Yep, that’s the idea - below the ui rendering layer. I guess that’s the primary difference between “my vision” and Spritely/Goblins, is instead of doing something “on the user’s device” the ecosystem is providing an interactive website to the user - but with all the same “distributed independent objects” under the site rendering layer.

get retrieves the current value, and 'set replaces the current value with a new value

So, yeah, I started there with a “property bank” project about 10 years back, and after a while in our application another entity became almost as interesting as properties: events. properties have persistent values, values that may be set or change at specific times - such things representing “events” that can trigger things to happen, but eventually it became desirable / efficient to have simple events defined for the property passing system as well. A simple event just happens (at a point in time), and an event may or may not (in the simple case) carry a value, but that value is not persisted - it’s just the value of the event at that point in time. Proper value persisting properties may grab event values as they happen, or not, depending on the needs of the event/property users.

Promise pipelining

I can see how that could be useful, but my property bank concept is that any user of any property always has the most recent (possible) value of that property all the time.
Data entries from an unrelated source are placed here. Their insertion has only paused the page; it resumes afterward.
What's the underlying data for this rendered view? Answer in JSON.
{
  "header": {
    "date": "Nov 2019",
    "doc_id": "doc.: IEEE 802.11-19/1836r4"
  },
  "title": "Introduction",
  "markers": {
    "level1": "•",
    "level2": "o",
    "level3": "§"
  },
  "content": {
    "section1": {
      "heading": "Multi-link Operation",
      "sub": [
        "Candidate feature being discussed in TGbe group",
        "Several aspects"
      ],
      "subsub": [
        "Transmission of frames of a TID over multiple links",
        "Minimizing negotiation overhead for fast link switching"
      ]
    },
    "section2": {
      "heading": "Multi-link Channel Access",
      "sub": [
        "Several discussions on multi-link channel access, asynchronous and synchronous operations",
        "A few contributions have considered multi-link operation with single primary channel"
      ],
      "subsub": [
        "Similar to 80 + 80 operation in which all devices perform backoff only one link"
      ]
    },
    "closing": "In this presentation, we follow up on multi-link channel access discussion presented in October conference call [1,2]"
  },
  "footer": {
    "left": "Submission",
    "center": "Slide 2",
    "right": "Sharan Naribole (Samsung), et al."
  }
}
It’s not quite pub-sub, but very close… if you’ve defined a property as being of potential interest to the application, then it will always be updated locally as soon as changes can be communicated. This comes in-part from the fact that applications in the system are relatively small / focused in their tasks, and also in-part from the flight-simulator (FlightGear) inspiration for the property bank which did something similar, and typically needed immediate access to “all the things” and so the “set_” calls were more of a push, rather than “get_” being a pull (aka suck) operation.

Even with the most well implemented, bug-free locally implemented code (itself usually less likely a possibility than its authors may think), network connections are fickle, and remote objects may misbehave

Which is another advantage of the “push” paradigm. The local state of properties is updated in the background ASAP, before any particular local process may need them.

Anyway, time and other constraints from real-life impinging on authoring of this… will try to digest the Heart of Spritely a bit more deeply as time permits.